Tuesday, July 19, 2011

Making the monies

I would like for a moment for you to imagine an alternate universe.  In this universe malls have booths at the entrances where you must pay $30 to get into the mall.  Once there you are free to shop of course, but you must pay for everything in cash as the mall does not take credit cards.  Does this universe appeal?  If malls from this universe were planted beside real world malls which would consumers flock to?  The answer is obvious:  Everyone goes to the malls that are free to enter and they buy things with credit cards... and pay very handsomely for the privilege in fees and interest.

Compare this to the various payment models for MMOs and you see some interesting things.  I liken the classic subscription model used by most MMOs up to a scant few years ago and still used by the behemoth WOW to my fantasy malls.  You pay a bunch up front but then you don't get nickel and dimed at each transaction.  The way real world malls work is a lot more like a free to play type financial model - you can wander in for free and they make money from the convenience demanded by customers.  In a F2P mall you see all of the goods marked up by 4% on the expectation of you using a credit card and of course you use that credit card because it is easy and convenient and you get points!  Mmmm, shiny points.

Looking at it like this it is as plain as day that the F2P model is the stronger of the two.  People are willing to shell out enormous sums on a whim for things as long as you make it easy to do so and let them pay only when they are getting something.  As any good negotiator will tell you asking them to pay up front is economic suicide; always get them to make the first offer.  When you tell them they can have it for $30 you lose people who might have bought at $25 and you fail to claim the $100 the next guy was willing to spend.  Companies who have swapped to the F2P model have universally reported drastically higher incomes and greater player numbers than would be expected from their previous performance.  Although they have not all become giants there is a clear trend that any game that is otherwise doing well suddenly gets a lot more profitable and gets more bodies through the door when it goes F2P.

You have to do F2P right for that to work, of course.  If you just sell the most potent and powerful items in the game for cash then you end up losing a huge chunk of your playerbase as there is no shortage of people who hate their accomplishments being dwarfed by newcomers with deep pockets.  Selling convenience is the ticket.  Faster advancement, better return on time, ease of use, these things people are quite willing to tolerate in others because they are invisible and never allow the new guy to suddenly be the best guy.  It is fine to sell some sparkle and shine that looks unique as long as the guy playing the longest and best is the most *powerful*.

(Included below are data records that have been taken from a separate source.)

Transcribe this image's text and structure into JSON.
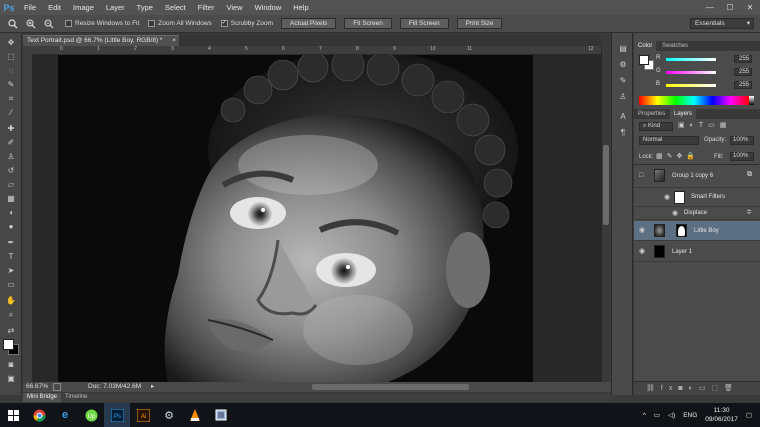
{
  "app": {
    "logo": "Ps",
    "menu": [
      "File",
      "Edit",
      "Image",
      "Layer",
      "Type",
      "Select",
      "Filter",
      "View",
      "Window",
      "Help"
    ],
    "window_controls": [
      "—",
      "☐",
      "✕"
    ]
  },
  "options_bar": {
    "resize_windows": "Resize Windows to Fit",
    "zoom_all": "Zoom All Windows",
    "scrubby_zoom": "Scrubby Zoom",
    "scrubby_checked": true,
    "buttons": [
      "Actual Pixels",
      "Fit Screen",
      "Fill Screen",
      "Print Size"
    ],
    "workspace": "Essentials"
  },
  "document": {
    "tab_title": "Text Portrait.psd @ 66.7% (Little Boy, RGB/8) *",
    "ruler_ticks": [
      "0",
      "1",
      "2",
      "3",
      "4",
      "5",
      "6",
      "7",
      "8",
      "9",
      "10",
      "11",
      "12"
    ],
    "zoom": "66.67%",
    "doc_info": "Doc: 7.03M/42.6M"
  },
  "bottom_tabs": [
    "Mini Bridge",
    "Timeline"
  ],
  "color_panel": {
    "tabs": [
      "Color",
      "Swatches"
    ],
    "r": "255",
    "g": "255",
    "b": "255",
    "labels": [
      "R",
      "G",
      "B"
    ]
  },
  "layers_panel": {
    "tabs": [
      "Properties",
      "Layers"
    ],
    "kind": "Kind",
    "blend_mode": "Normal",
    "opacity_label": "Opacity:",
    "opacity": "100%",
    "lock_label": "Lock:",
    "fill_label": "Fill:",
    "fill": "100%",
    "layers": [
      {
        "name": "Group 1 copy 6"
      },
      {
        "name": "Smart Filters"
      },
      {
        "name": "Displace"
      },
      {
        "name": "Little Boy"
      },
      {
        "name": "Layer 1"
      }
    ]
  },
  "taskbar": {
    "lang": "ENG",
    "time": "11:30",
    "date": "09/06/2017"
  }
}
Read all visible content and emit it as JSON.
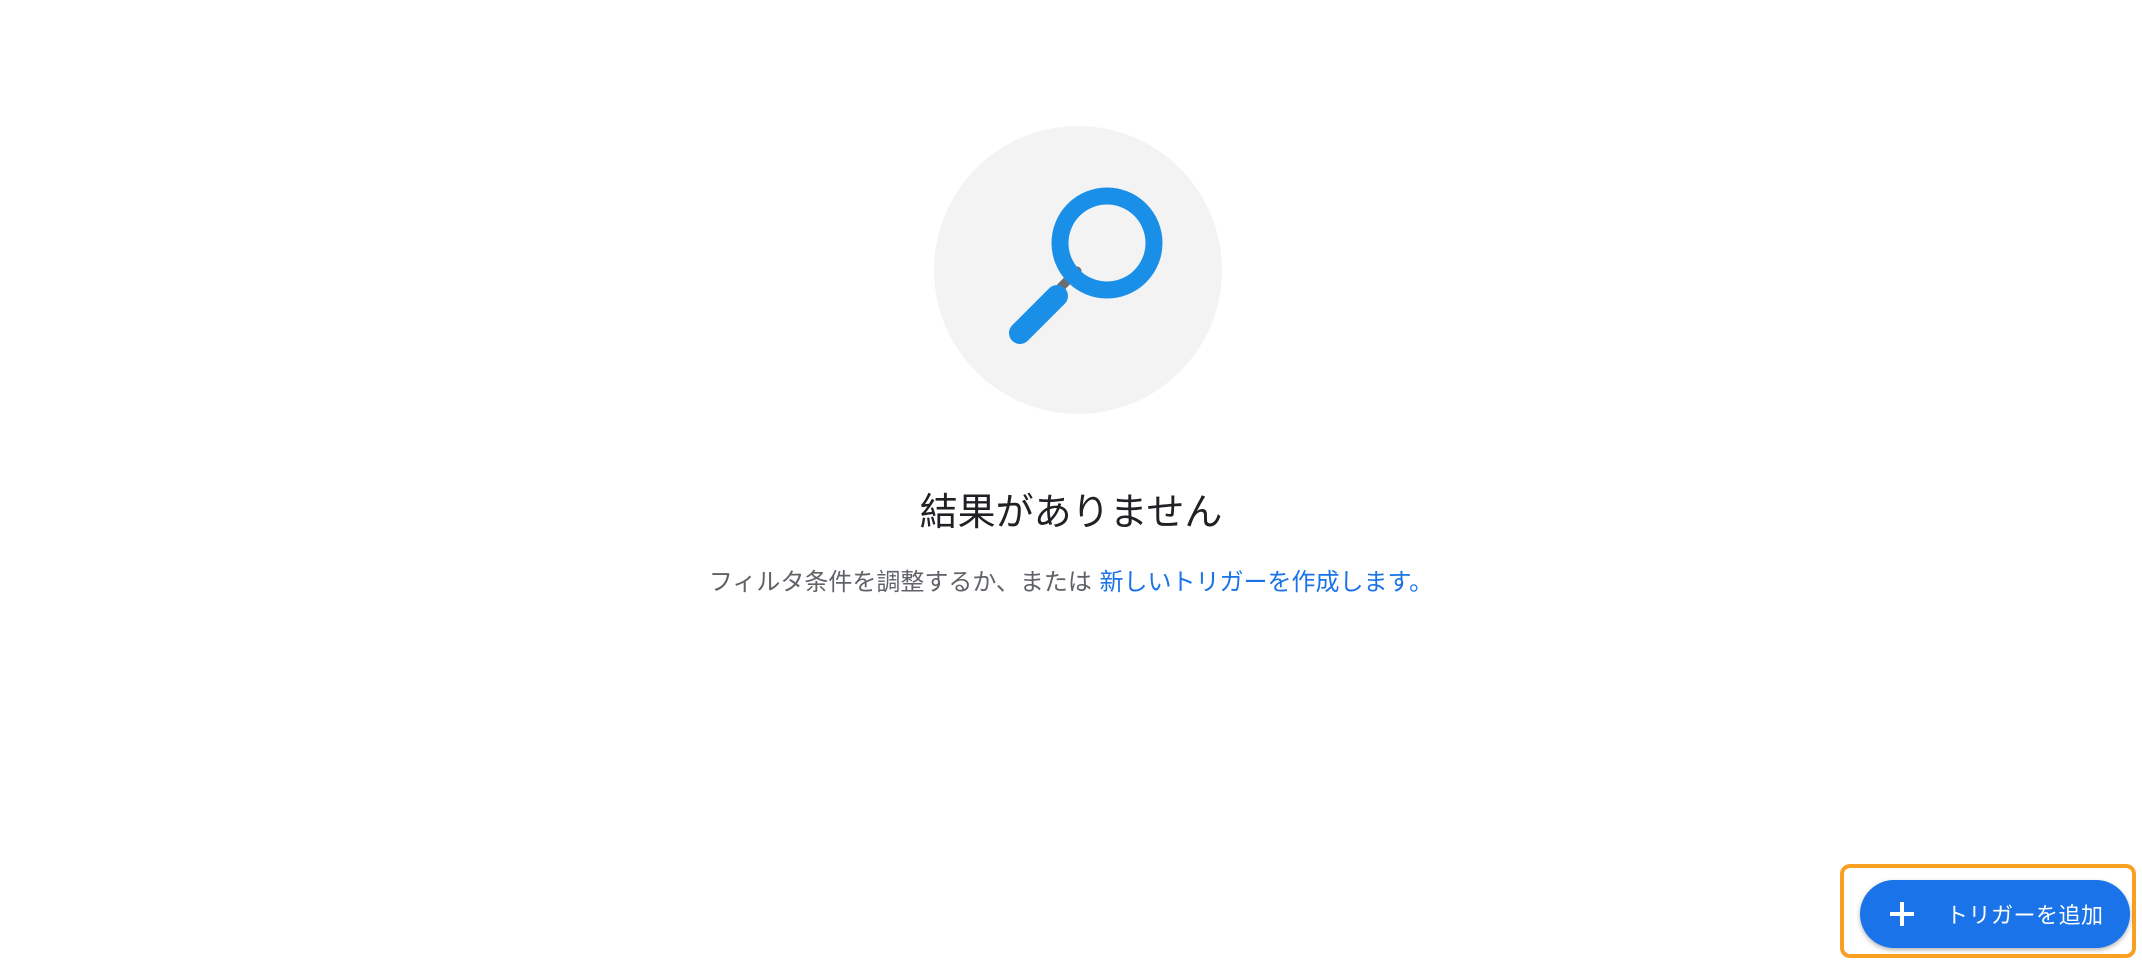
{
  "empty_state": {
    "title": "結果がありません",
    "description_prefix": "フィルタ条件を調整するか、または",
    "create_link": "新しいトリガーを作成します",
    "description_suffix": "。"
  },
  "fab": {
    "icon": "plus-icon",
    "label": "トリガーを追加"
  },
  "colors": {
    "accent": "#1a73e8",
    "magnifier": "#1a8fe8",
    "handle_joint": "#6d6d6d",
    "illustration_bg": "#f3f3f3",
    "highlight": "#f9a023"
  }
}
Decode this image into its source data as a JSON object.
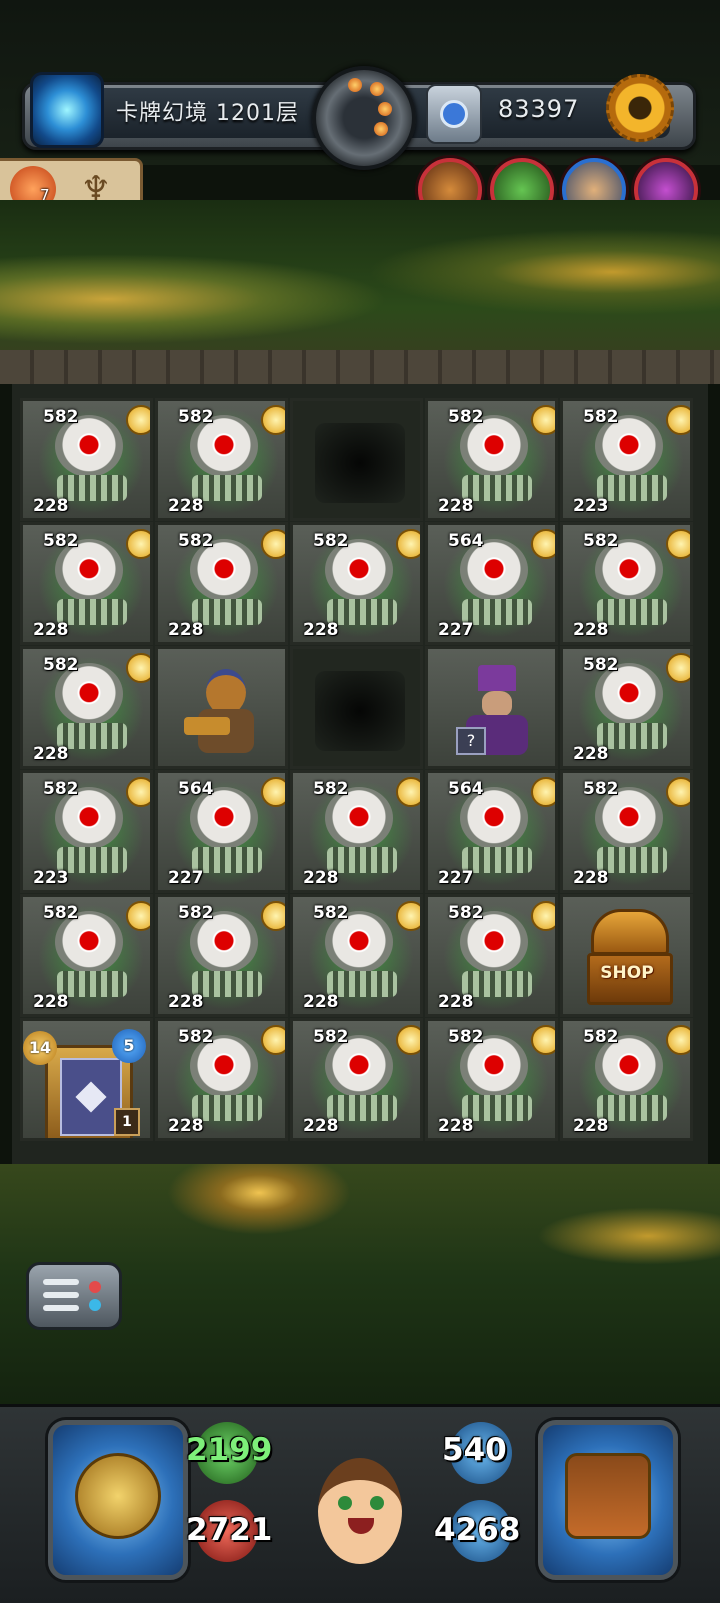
{
  "top_bar": {
    "floor_label": "卡牌幻境 1201层",
    "gem_count": "83397",
    "portal_icon": "portal-icon",
    "settings_icon": "gear-icon"
  },
  "status_panel": {
    "fire_count": "7",
    "fire_icon": "fire-fox-icon",
    "candle_icon": "candelabra-icon"
  },
  "allies": [
    "hammer-dwarf-icon",
    "goblin-icon",
    "warrior-icon",
    "demon-icon"
  ],
  "grid": {
    "rows": [
      [
        {
          "type": "monster",
          "atk": "582",
          "def": "228"
        },
        {
          "type": "monster",
          "atk": "582",
          "def": "228"
        },
        {
          "type": "empty"
        },
        {
          "type": "monster",
          "atk": "582",
          "def": "228"
        },
        {
          "type": "monster",
          "atk": "582",
          "def": "223"
        }
      ],
      [
        {
          "type": "monster",
          "atk": "582",
          "def": "228"
        },
        {
          "type": "monster",
          "atk": "582",
          "def": "228"
        },
        {
          "type": "monster",
          "atk": "582",
          "def": "228"
        },
        {
          "type": "monster",
          "atk": "564",
          "def": "227"
        },
        {
          "type": "monster",
          "atk": "582",
          "def": "228"
        }
      ],
      [
        {
          "type": "monster",
          "atk": "582",
          "def": "228"
        },
        {
          "type": "hero"
        },
        {
          "type": "empty"
        },
        {
          "type": "merchant"
        },
        {
          "type": "monster",
          "atk": "582",
          "def": "228"
        }
      ],
      [
        {
          "type": "monster",
          "atk": "582",
          "def": "223"
        },
        {
          "type": "monster",
          "atk": "564",
          "def": "227"
        },
        {
          "type": "monster",
          "atk": "582",
          "def": "228"
        },
        {
          "type": "monster",
          "atk": "564",
          "def": "227"
        },
        {
          "type": "monster",
          "atk": "582",
          "def": "228"
        }
      ],
      [
        {
          "type": "monster",
          "atk": "582",
          "def": "228"
        },
        {
          "type": "monster",
          "atk": "582",
          "def": "228"
        },
        {
          "type": "monster",
          "atk": "582",
          "def": "228"
        },
        {
          "type": "monster",
          "atk": "582",
          "def": "228"
        },
        {
          "type": "shop",
          "label": "SHOP"
        }
      ],
      [
        {
          "type": "card",
          "level": "14",
          "blue": "5",
          "count": "1"
        },
        {
          "type": "monster",
          "atk": "582",
          "def": "228"
        },
        {
          "type": "monster",
          "atk": "582",
          "def": "228"
        },
        {
          "type": "monster",
          "atk": "582",
          "def": "228"
        },
        {
          "type": "monster",
          "atk": "582",
          "def": "228"
        }
      ]
    ]
  },
  "hud": {
    "hp_top": "2199",
    "hp_bottom": "2721",
    "def_top": "540",
    "def_bottom": "4268",
    "left_button_icon": "compass-helmet-icon",
    "right_button_icon": "spellbook-icon"
  }
}
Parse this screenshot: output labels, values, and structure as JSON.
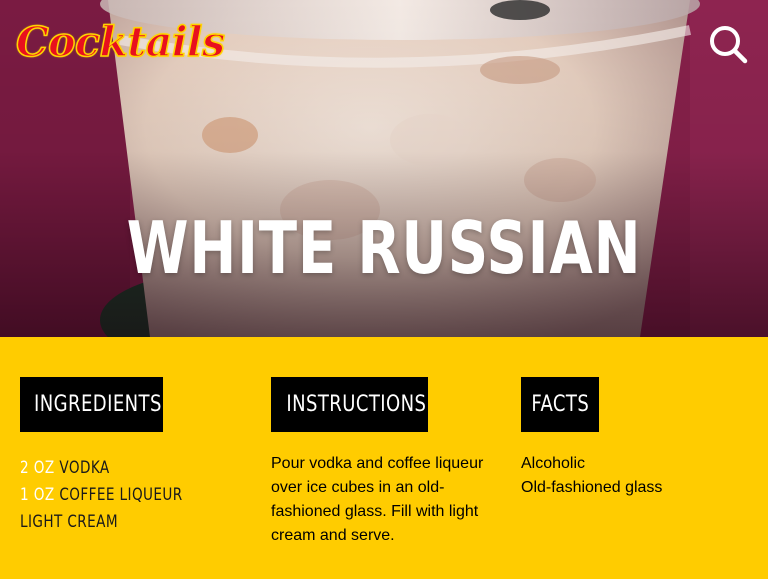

You will notice that VISA and Mastercard weren't filing for government protection when the economy went splat.  They quietly sit there taking their 3% of everything, losing some money over people going bankrupt of course, but not nearly enough to break them.  They don't sell goods, but rather just convenience.  They let people make foolish decisions and get away with it and take a cut every time - what more robust business model could there be?  As long as people want things and don't want to wait their product will always be in demand.  F2P is the same thing; let them in the door and then charge them for convenience.

1 comment:

  1. Excellent post - love it. Any MMO looking to charge a monthly fee today is going to face an uphill battle, not only for the reasons you've mentioned above, but because generally anyone who is already subbing to a game like WoW isn't going to want to shell out even more money on a regular basis for a different game.

    The best way, it seems, to have a working MMO business model today is to have a completely free game - free to purchase, free to play, which has the item mall or customization mall to cash in. Honestly there have been a number of games I've loved where I've gone on PSN to purchase extras, and those are largely single player games. From DLC to even better armor (ie: Dead Space), it can be quite compelling when you're playing something you love.

    The only thing MMO makers would want to do is allow for texture streaming from the server. WoW's download today is massive - gig's upon gigs of data you have to grab before you can even launch the game. By coding the engine in a way that the game can play when only the exact zone you're in has its textures downloaded will reduce the player's time-to-play and also reduce the bandwidth requirements on their server. Guild Wars, the original Guild Wars which is nearly 7 years old at this point, did this.